Since then, President Duterte has declared his determination to pursue an independent foreign policy. He has spoken of ending U.S. military presence in the Philippines and joint U.S.-Philippine naval patrols in the West Philippines, accessing weapons from China and Russia and availing of economic and trade relations beyond the confines of U.S. hegemony. Indeed, if he stays within the bounds of U.S. hegemony, it is only a matter of time that the old oligarchs based in Manila will make short shrift of his administration either through a military coup or what appears to be impossible at the moment, impeachment by Congress.

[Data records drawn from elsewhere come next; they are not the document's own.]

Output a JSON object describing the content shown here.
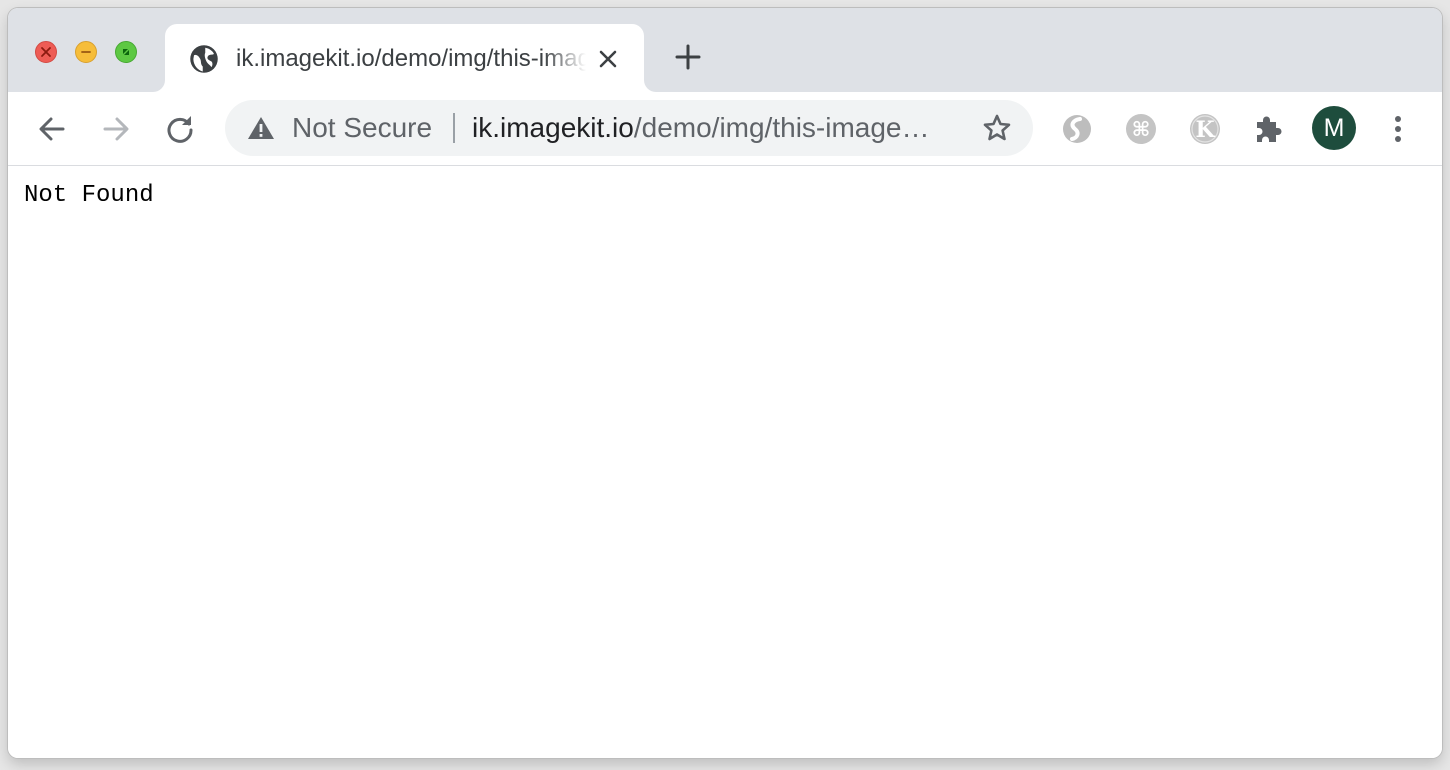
{
  "tab": {
    "title": "ik.imagekit.io/demo/img/this-image-does-not-exist.jpg",
    "favicon": "globe-icon"
  },
  "toolbar": {
    "security_label": "Not Secure",
    "url_host": "ik.imagekit.io",
    "url_path": "/demo/img/this-image…",
    "back_icon": "arrow-left-icon",
    "forward_icon": "arrow-right-icon",
    "reload_icon": "reload-icon",
    "bookmark_icon": "star-outline-icon"
  },
  "extensions": [
    {
      "name": "grey-s-extension-icon"
    },
    {
      "name": "command-key-extension-icon",
      "glyph": "⌘"
    },
    {
      "name": "k-extension-icon",
      "glyph": "K"
    },
    {
      "name": "puzzle-extensions-icon"
    }
  ],
  "profile": {
    "initial": "M",
    "color": "#1e4d3d"
  },
  "page": {
    "body_text": "Not Found"
  },
  "colors": {
    "tabstrip": "#dee1e6",
    "omnibox": "#f1f3f4",
    "traffic_close": "#ee5c55",
    "traffic_minimize": "#f6bd3a",
    "traffic_maximize": "#5dc843"
  }
}
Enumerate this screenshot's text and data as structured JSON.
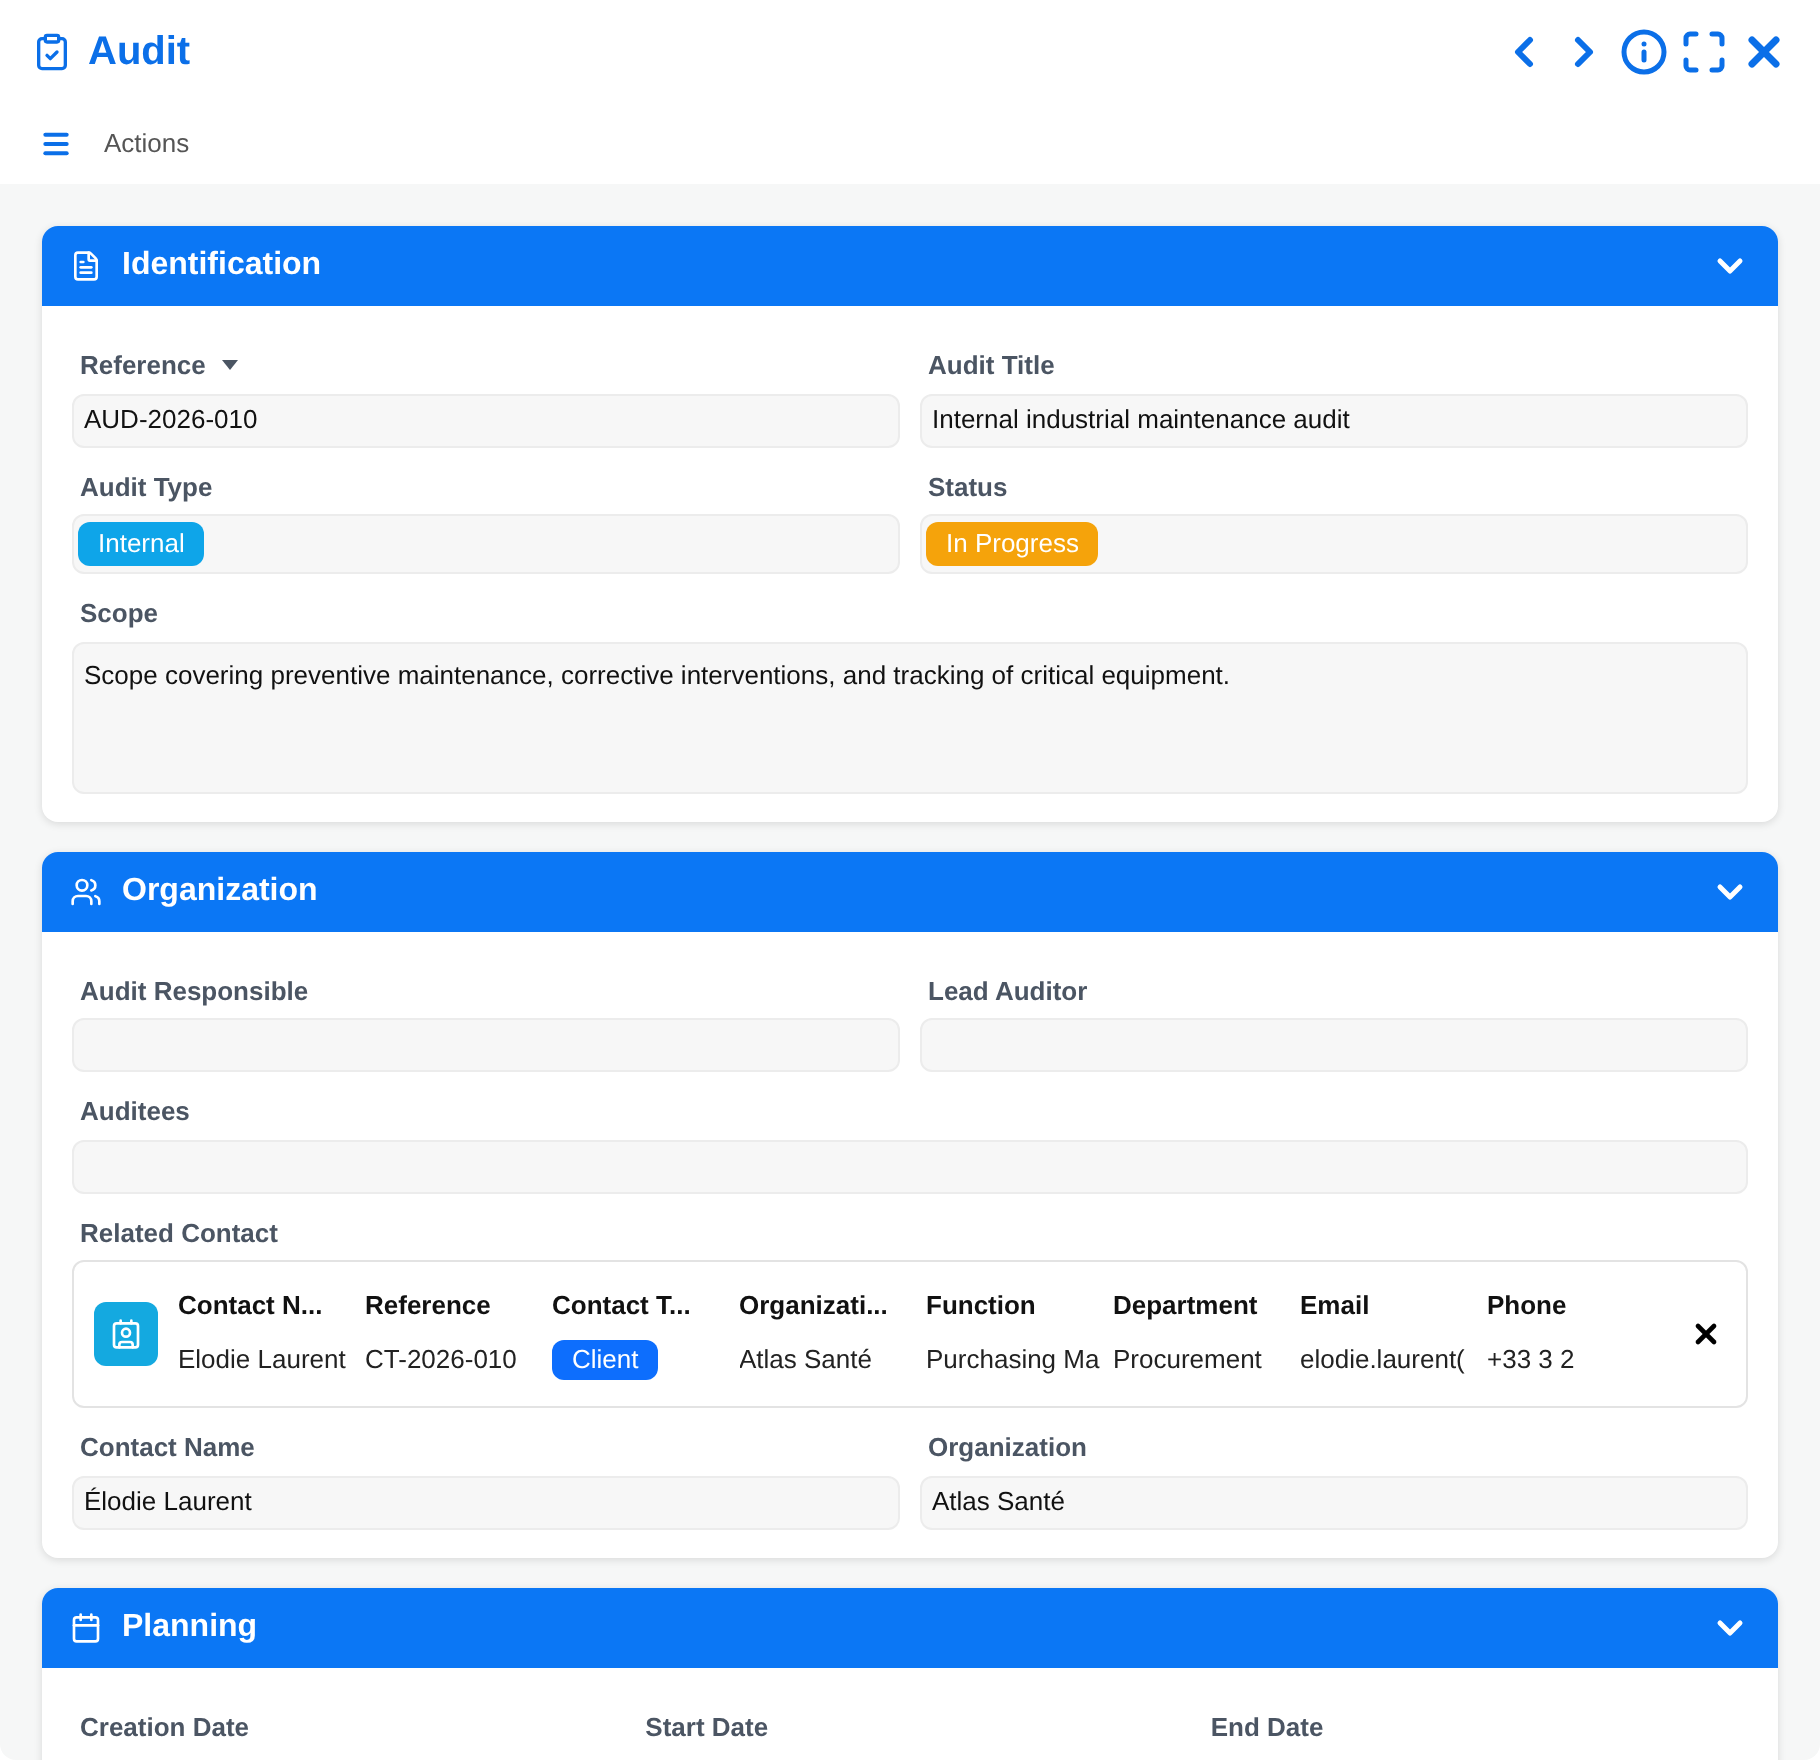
{
  "window": {
    "title": "Audit"
  },
  "actions": {
    "label": "Actions"
  },
  "sections": [
    {
      "title": "Identification",
      "expanded": true,
      "rows": [
        {
          "fields": [
            {
              "kind": "text",
              "label": "Reference",
              "value": "AUD-2026-010"
            },
            {
              "kind": "text",
              "label": "Audit Title",
              "value": "Internal industrial maintenance audit"
            }
          ]
        },
        {
          "fields": [
            {
              "kind": "badge",
              "label": "Audit Type",
              "value": "Internal",
              "color": "#0ea5e9"
            },
            {
              "kind": "badge",
              "label": "Status",
              "value": "In Progress",
              "color": "#f5a30b"
            }
          ]
        },
        {
          "fields": [
            {
              "kind": "textarea",
              "label": "Scope",
              "value": "Scope covering preventive maintenance, corrective interventions, and tracking of critical equipment."
            }
          ]
        }
      ]
    },
    {
      "title": "Organization",
      "expanded": true,
      "rows": [
        {
          "fields": [
            {
              "kind": "text",
              "label": "Audit Responsible"
            },
            {
              "kind": "text",
              "label": "Lead Auditor"
            }
          ]
        },
        {
          "fields": [
            {
              "kind": "text",
              "label": "Auditees"
            }
          ]
        },
        {
          "fields": [
            {
              "kind": "table",
              "label": "Related Contact",
              "columns": [
                "Contact N...",
                "Reference",
                "Contact T...",
                "Organizati...",
                "Function",
                "Department",
                "Email",
                "Phone"
              ],
              "row": [
                {
                  "kind": "text",
                  "value": "Elodie Laurent"
                },
                {
                  "kind": "text",
                  "value": "CT-2026-010"
                },
                {
                  "kind": "badge",
                  "value": "Client",
                  "color": "#0d6efd"
                },
                {
                  "kind": "text",
                  "value": "Atlas Santé"
                },
                {
                  "kind": "text",
                  "value": "Purchasing Ma"
                },
                {
                  "kind": "text",
                  "value": "Procurement"
                },
                {
                  "kind": "text",
                  "value": "elodie.laurent("
                },
                {
                  "kind": "text",
                  "value": "+33 3 2"
                }
              ]
            }
          ]
        },
        {
          "fields": [
            {
              "kind": "text",
              "label": "Contact Name",
              "value": "Élodie Laurent"
            },
            {
              "kind": "text",
              "label": "Organization",
              "value": "Atlas Santé"
            }
          ]
        }
      ]
    },
    {
      "title": "Planning",
      "expanded": true,
      "rows": [
        {
          "fields": [
            {
              "kind": "label",
              "label": "Creation Date"
            },
            {
              "kind": "label",
              "label": "Start Date"
            },
            {
              "kind": "label",
              "label": "End Date"
            }
          ]
        }
      ]
    }
  ]
}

There are factors which Duterte can avail of in order to stay in his elected position, do his best for the people and resist the attempts of the United States and the Manila super-rich to incapacitate or remove him from power. First, he has his own mass following and command over the armed personnel of the state. Second, he can cooperate with the legal patriotic and progressive forces of the masses. Third, he can have peace with the armed revolution and cooperate with the latter in active defense against threats of the United States and the local exploiters. Fourth, he can use an independent foreign policy to bring all the needed moral, political and material support for the Filipino people.
Prof. Jose Maria Sison is Chairperson of the International League of Peoples’ Struggle and Chief Political Consultant of the National Democratic Front of the Philippines.